Rome and Byzantine Empire
Roman and Byzantine pieces testify to the exceptional work of Roman engravers capable of creating very realistic portraits. Among them, an aureus of Macrinus from 218. There are very very few coins bearing the effigy of this Roman emperor who reigned from 217 to 218. He is the first emperor not to come from the senatorial class and the first emperor from Mauretania. This coin was estimated at 50,000 euros on coming to auction, but it took a winning bid of 110.000 euros to snap it up – making no doubt an exceptional investment return for the seller and a prize in the collection of the buyer.
A Gold medal of Napoleon Celebrating the Construction of the Avignon bridge
A very rare piece, one of those hotly sought by collectors has surfaced. This is one of the medals Napoleon created to document his achievements. It is a unique 60 gram gold medal commemorating the construction of the wooden Avignon bridge. The stone bridges being regularly savaged by the fury of the Rhône, Napoleon’s engineers then built two wooden bridges from 1806. They survived until they were replaced by new constructions in the 20th century. The gold medal survives them and the auctioneer’s gavel started on this one at 50,000 euros.

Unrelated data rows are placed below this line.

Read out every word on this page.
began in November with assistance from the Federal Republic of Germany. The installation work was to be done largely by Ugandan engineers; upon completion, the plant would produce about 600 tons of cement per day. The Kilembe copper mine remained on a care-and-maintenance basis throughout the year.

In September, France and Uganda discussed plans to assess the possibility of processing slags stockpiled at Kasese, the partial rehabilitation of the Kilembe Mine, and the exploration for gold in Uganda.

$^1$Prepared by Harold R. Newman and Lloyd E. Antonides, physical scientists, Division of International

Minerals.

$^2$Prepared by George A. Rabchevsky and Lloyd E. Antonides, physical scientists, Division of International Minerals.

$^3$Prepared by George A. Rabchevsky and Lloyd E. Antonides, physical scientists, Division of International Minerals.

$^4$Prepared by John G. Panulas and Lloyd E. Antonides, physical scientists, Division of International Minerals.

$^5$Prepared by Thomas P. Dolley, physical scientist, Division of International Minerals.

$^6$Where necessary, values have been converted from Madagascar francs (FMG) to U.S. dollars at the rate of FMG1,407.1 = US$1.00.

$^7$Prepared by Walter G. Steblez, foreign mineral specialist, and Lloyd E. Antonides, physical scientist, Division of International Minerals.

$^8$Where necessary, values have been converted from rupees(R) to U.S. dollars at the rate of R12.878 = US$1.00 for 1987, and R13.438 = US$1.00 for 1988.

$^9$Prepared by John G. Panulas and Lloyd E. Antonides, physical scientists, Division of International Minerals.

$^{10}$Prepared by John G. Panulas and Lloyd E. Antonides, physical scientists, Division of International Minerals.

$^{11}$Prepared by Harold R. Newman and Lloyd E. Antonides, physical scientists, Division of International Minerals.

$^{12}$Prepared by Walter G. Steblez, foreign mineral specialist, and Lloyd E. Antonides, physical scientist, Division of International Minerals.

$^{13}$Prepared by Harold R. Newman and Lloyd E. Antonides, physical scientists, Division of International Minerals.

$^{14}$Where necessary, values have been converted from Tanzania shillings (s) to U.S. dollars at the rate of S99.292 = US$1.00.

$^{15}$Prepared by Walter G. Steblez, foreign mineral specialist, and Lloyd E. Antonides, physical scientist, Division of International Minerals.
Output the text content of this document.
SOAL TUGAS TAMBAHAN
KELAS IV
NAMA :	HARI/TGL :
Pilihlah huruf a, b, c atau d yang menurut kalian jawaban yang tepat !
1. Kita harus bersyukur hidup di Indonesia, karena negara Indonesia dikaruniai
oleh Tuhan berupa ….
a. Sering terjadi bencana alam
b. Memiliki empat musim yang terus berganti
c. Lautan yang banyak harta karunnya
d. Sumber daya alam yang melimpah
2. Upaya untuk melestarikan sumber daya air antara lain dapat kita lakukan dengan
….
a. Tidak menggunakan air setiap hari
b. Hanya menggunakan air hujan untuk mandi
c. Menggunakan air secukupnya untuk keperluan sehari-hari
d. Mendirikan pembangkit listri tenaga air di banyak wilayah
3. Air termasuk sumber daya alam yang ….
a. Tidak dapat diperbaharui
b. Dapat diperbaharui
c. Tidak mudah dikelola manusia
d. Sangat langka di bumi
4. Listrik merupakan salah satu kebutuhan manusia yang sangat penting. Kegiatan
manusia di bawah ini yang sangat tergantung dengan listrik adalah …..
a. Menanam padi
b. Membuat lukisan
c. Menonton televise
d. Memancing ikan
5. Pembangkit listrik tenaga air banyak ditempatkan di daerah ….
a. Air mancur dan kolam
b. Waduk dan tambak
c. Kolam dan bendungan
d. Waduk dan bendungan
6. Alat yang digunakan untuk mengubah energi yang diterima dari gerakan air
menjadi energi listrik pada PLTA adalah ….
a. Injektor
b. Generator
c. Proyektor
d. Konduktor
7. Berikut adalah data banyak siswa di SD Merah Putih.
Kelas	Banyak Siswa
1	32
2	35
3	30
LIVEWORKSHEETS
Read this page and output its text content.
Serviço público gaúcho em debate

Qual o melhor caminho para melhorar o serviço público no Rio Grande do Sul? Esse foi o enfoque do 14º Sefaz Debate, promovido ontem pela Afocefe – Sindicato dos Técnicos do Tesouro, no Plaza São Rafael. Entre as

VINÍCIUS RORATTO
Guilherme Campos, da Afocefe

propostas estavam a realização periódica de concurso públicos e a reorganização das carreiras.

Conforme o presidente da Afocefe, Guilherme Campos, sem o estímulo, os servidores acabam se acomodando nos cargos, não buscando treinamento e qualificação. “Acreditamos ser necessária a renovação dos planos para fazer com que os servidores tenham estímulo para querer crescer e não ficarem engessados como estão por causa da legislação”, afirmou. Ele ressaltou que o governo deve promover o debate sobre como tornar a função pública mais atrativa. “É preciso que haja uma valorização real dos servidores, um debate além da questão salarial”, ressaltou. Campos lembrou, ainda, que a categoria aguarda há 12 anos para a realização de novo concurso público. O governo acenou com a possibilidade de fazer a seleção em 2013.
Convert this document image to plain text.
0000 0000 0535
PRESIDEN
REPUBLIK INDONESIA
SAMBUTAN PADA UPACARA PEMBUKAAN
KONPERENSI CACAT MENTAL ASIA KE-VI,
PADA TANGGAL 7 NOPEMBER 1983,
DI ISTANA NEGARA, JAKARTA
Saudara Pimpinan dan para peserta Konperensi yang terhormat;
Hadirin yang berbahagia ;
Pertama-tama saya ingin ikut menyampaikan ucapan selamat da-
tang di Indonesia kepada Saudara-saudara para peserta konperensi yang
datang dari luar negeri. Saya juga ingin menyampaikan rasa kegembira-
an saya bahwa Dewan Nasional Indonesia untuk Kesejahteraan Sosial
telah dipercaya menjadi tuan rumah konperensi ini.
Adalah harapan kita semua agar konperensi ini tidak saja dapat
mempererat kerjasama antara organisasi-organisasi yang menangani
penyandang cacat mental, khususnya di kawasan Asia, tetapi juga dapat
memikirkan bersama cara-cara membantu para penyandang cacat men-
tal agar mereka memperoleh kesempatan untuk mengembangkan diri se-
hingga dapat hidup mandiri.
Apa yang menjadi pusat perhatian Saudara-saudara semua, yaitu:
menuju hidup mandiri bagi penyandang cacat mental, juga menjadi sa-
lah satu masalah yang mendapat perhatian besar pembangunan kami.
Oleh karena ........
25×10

Napoleon’s brother-in-law Joachim Murat, King of Naples
Still around Napoleon, an extremely rare 40-franc coin from 1810, struck by Joachim Murat, a successful marshal, Napoleon’s brother-in-law and since 1808 King of Naples. An extremely rare piece, there are only ten of them and it might take 150,000 euros or more to add one to your collection.
House of Savoy
A dynasty going back to 1003. Through its branch of Savoy-Carignano, the House of Savoy led the unification of Italy in 1860 and ruled the Kingdom of Italy until 1946. The House of Savoy minted a 100 lire coin from 1927, of which there are only 30 specimens . They are part of a series of 10, 20 and 50 lire coins from the same year, all with a small mintage. This 100 lire coin was recently valued at a price to match its rarity at 140,000 euros.
How rare is rare? Try to find a golden coin of which only 2 are known to exist. Remember the abdication of Edward VIII in the UK. There is no coinage to be found except for the rarest specimens. For these it might require an investment of close to 2 million euros. Follow Monaco’s auctions to net one.